Zou Qin, Cao Ling, Zhang Zheng, Chen Long, Wang Song
IEEE Trans Neural Netw Learn Syst. 2022 Apr;33(4):1673-1687. doi: 10.1109/TNNLS.2020.3043298. Epub 2022 Apr 4.
Hash coding has been widely used in the approximate nearest neighbor search for large-scale image retrieval. Given semantic annotations such as class labels and pairwise similarities of the training data, hashing methods can learn and generate effective and compact binary codes. While some newly introduced images may contain undefined semantic labels, which we call unseen images, zero-shot hashing (ZSH) techniques have been studied for retrieval. However, existing ZSH methods mainly focus on the retrieval of single-label images and cannot handle multilabel ones. In this article, for the first time, a novel transductive ZSH method is proposed for multilabel unseen image retrieval. In order to predict the labels of the unseen/target data, a visual-semantic bridge is built via instance-concept coherence ranking on the seen/source data. Then, pairwise similarity loss and focal quantization loss are constructed for training a hashing model using both the seen/source and unseen/target data. Extensive evaluations on three popular multilabel data sets demonstrate that the proposed hashing method achieves significantly better results than the comparison methods.

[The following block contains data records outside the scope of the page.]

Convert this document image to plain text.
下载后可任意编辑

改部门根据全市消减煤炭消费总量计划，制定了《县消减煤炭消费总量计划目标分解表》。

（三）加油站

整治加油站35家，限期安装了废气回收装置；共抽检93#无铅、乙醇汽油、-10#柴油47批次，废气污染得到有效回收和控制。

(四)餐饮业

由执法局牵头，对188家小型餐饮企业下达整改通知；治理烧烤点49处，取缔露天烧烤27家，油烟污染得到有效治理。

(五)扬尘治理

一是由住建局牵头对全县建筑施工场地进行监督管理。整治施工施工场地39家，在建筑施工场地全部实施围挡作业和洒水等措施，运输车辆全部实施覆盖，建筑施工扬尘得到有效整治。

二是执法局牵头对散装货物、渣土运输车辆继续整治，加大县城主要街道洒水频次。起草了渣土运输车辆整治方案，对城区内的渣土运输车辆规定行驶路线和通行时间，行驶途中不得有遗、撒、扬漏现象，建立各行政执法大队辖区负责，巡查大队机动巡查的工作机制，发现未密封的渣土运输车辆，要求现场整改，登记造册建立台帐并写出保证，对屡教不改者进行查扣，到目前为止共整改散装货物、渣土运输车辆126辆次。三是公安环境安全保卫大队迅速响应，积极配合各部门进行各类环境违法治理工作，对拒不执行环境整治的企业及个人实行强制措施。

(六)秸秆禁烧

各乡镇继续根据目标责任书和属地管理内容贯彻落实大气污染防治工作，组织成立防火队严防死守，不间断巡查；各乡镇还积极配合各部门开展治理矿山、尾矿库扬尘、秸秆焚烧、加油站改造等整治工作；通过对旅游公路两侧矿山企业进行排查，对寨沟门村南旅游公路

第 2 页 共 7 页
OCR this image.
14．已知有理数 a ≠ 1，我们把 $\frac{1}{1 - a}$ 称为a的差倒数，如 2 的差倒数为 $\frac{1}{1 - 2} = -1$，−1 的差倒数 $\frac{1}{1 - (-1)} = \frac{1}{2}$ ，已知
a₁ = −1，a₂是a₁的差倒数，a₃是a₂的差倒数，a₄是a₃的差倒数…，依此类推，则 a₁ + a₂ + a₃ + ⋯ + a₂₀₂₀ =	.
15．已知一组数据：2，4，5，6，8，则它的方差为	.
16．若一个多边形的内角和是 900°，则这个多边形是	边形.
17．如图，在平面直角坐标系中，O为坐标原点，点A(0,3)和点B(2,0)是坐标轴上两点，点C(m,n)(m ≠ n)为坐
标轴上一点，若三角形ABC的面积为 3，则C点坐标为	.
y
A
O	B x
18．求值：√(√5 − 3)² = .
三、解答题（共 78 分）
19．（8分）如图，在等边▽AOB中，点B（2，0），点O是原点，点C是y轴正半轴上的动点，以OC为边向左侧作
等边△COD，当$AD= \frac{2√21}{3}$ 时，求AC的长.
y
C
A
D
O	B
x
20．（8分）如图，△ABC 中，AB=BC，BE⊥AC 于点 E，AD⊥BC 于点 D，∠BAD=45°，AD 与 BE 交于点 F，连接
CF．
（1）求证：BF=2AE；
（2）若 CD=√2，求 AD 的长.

哈希编码已广泛应用于大规模图像检索的近似最近邻搜索。给定诸如训练数据的类别标签和成对相似度等语义标注,哈希方法可以学习并生成有效且紧凑的二进制代码。虽然一些新引入的图像可能包含未定义的语义标签,我们称之为未见图像,但零样本哈希(ZSH)技术已被研究用于检索。然而,现有的ZSH方法主要专注于单标签图像的检索,无法处理多标签图像。在本文中,首次提出了一种新颖的转导式ZSH方法用于多标签未见图像检索。为了预测未见/目标数据的标签,通过对可见/源数据进行实例-概念一致性排序来构建视觉-语义桥梁。然后,构建成对相似度损失和焦点量化损失,以使用可见/源数据和未见/目标数据训练哈希模型。在三个流行的多标签数据集上进行的广泛评估表明,所提出的哈希方法比比较方法取得了显著更好的结果。